LOL.....Congrats!!!!!


----------



## Raven (Jan 22, 2009)

Congrats! 
Sierra Hotel--
Happy hunting!


----------



## quackersmacker (Jun 15, 2005)

Congrats!


----------



## porkrind (Jul 5, 2010)

Congrats!


----------



## Trouthunter (Dec 18, 1998)

Nice video, right up until the woman took the money LOL!

Seriously, good kicking!

TH


----------



## Rack Ranch (May 25, 2004)

Congrats bro, maybe a few NFL kickers should be allowed to drink Bud Light during the game..LOL


----------



## justinsfa (Mar 28, 2009)

Dammit man!!!!! Great job!

See yall this weekend! Looks like its gonna be great weather for some killin!


----------



## Buckerup (Feb 19, 2009)

See, all you had to do was listen to your 2cool buds.

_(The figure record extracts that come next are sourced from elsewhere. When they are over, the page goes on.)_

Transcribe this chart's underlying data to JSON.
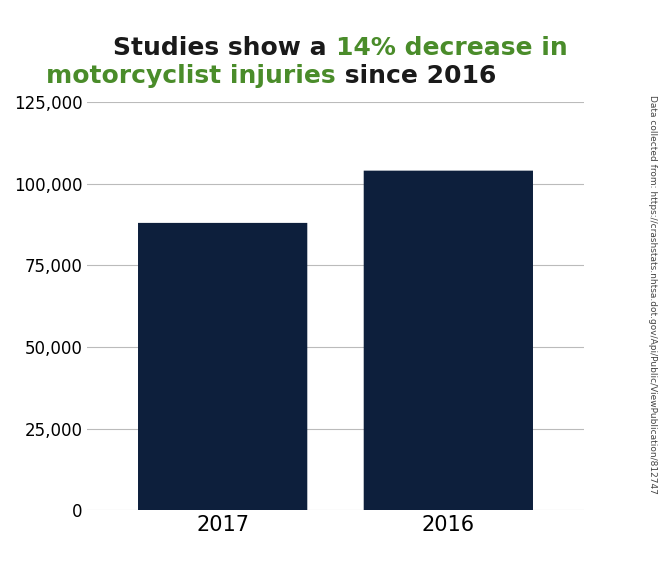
{
  "categories": [
    "2017",
    "2016"
  ],
  "values": [
    88000,
    104000
  ],
  "bar_color": "#0d1f3c",
  "title_fontsize": 18,
  "ylim": [
    0,
    125000
  ],
  "yticks": [
    0,
    25000,
    50000,
    75000,
    100000,
    125000
  ],
  "ytick_labels": [
    "0",
    "25,000",
    "50,000",
    "75,000",
    "100,000",
    "125,000"
  ],
  "green_color": "#4a8c2a",
  "black_color": "#1a1a1a",
  "bg_color": "#ffffff",
  "grid_color": "#bbbbbb",
  "source_text": "Data collected from: https://crashstats.nhtsa.dot.gov/Api/Public/ViewPublication/812747",
  "bar_width": 0.75
}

Way to Boot It!


----------



## TXDRAKE (Jun 24, 2004)

If your kicking 55 yarders then maybe you should try for a walk on position in the NFL? Stranger things have happened?!?!?


----------



## spurgersalty (Jun 29, 2010)

TXDRAKE said:


> If your kicking 55 yarders then maybe you should try for a walk on position in the NFL? Stranger things have happened?!?!?


No chit!!! Doesn't seem like a "stupid bet" now!!!!!


----------



## TXDRAKE (Jun 24, 2004)

You never know until you try and one day when your really "Old" your going to look back and say Dang I should have just went for it!! Its never to late to live a dream until its "To Late"!!! D**N The Torpedos, Full Speed Ahead!!! If your doing that good with that little prep just imagine what you could do under the guidance of a professional kicking coach!!


----------



## Cable (Jan 29, 2011)

justinsfa said:


> Dammit man!!!!! Great job!
> 
> See yall this weekend! Looks like its gonna be great weather for some killin!

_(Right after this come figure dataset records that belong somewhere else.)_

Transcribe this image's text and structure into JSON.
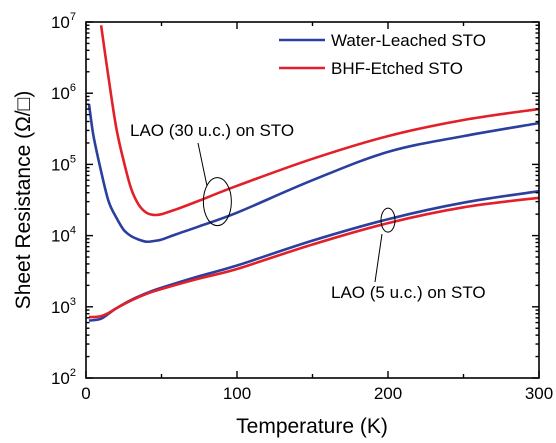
{
  "chart_data": {
    "type": "line",
    "xlabel": "Temperature (K)",
    "ylabel": "Sheet Resistance (Ω/□)",
    "xlim": [
      0,
      300
    ],
    "ylim": [
      100,
      10000000
    ],
    "yscale": "log",
    "grid": false,
    "legend_position": "top-right",
    "x_ticks": [
      0,
      100,
      200,
      300
    ],
    "y_ticks": [
      {
        "value": 100,
        "base": "10",
        "exp": "2"
      },
      {
        "value": 1000,
        "base": "10",
        "exp": "3"
      },
      {
        "value": 10000,
        "base": "10",
        "exp": "4"
      },
      {
        "value": 100000,
        "base": "10",
        "exp": "5"
      },
      {
        "value": 1000000,
        "base": "10",
        "exp": "6"
      },
      {
        "value": 10000000,
        "base": "10",
        "exp": "7"
      }
    ],
    "series": [
      {
        "name": "Water-Leached STO",
        "color": "#2b3f9e",
        "curves": [
          {
            "x": [
              2,
              5,
              10,
              15,
              20,
              25,
              30,
              35,
              40,
              45,
              50,
              60,
              75,
              100,
              150,
              200,
              250,
              300
            ],
            "y": [
              700000,
              250000,
              80000,
              30000,
              18000,
              12000,
              9800,
              8800,
              8200,
              8400,
              8800,
              10500,
              13500,
              21000,
              60000,
              150000,
              250000,
              380000
            ]
          },
          {
            "x": [
              2,
              5,
              10,
              15,
              20,
              30,
              40,
              50,
              75,
              100,
              150,
              200,
              250,
              300
            ],
            "y": [
              640,
              650,
              680,
              800,
              950,
              1250,
              1550,
              1850,
              2700,
              3800,
              8500,
              17000,
              29000,
              42000
            ]
          }
        ]
      },
      {
        "name": "BHF-Etched STO",
        "color": "#e2202a",
        "curves": [
          {
            "x": [
              10,
              15,
              20,
              25,
              30,
              35,
              40,
              45,
              50,
              60,
              75,
              100,
              150,
              200,
              250,
              300
            ],
            "y": [
              9000000,
              1600000,
              330000,
              110000,
              45000,
              27000,
              21000,
              19500,
              20000,
              23500,
              31000,
              50000,
              120000,
              250000,
              420000,
              600000
            ]
          },
          {
            "x": [
              2,
              5,
              10,
              15,
              20,
              30,
              40,
              50,
              75,
              100,
              150,
              200,
              250,
              300
            ],
            "y": [
              720,
              720,
              740,
              820,
              950,
              1230,
              1520,
              1780,
              2500,
              3400,
              7500,
              15000,
              25000,
              34000
            ]
          }
        ]
      }
    ],
    "annotations": [
      {
        "text": "LAO (30 u.c.) on STO",
        "x": 87,
        "y": 30000
      },
      {
        "text": "LAO (5 u.c.) on STO",
        "x": 200,
        "y": 16500
      }
    ]
  }
}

Looking forward to it bud! Glynn at Koons Canyon Ranch ( the one who bet me the mulie hunt LOL) said the turkey are thick and blackbucks are plentiful. The axis are abundant but we might have a hard time finding your dad one that isn't still in velvet. They might need another month. If he wants one in velvet it can probably still happen though.


----------



## Cable (Jan 29, 2011)

Trouthunter said:


> Nice video, right up until the woman took the money LOL!
> 
> Seriously, good kicking!
> 
> TH


Thanks! LOL that was my agent (my wife :cheers


----------



## AvianQuest (Feb 7, 2006)

sotol buster said:


> Be sure to wash your balls and let them dry completely after every practice.


That would certainly help to prevent jock itch.


----------



## WillieT (Aug 25, 2010)

That's great!


----------



## jimk (May 28, 2004)

That was great...Congratulations!


----------



## YAKATTACK-ZAK (Feb 6, 2011)

Try out for the texans! Our kickers always suck lol...


----------



## Pablo (May 21, 2004)

Congrats to you, that's just awesome!


----------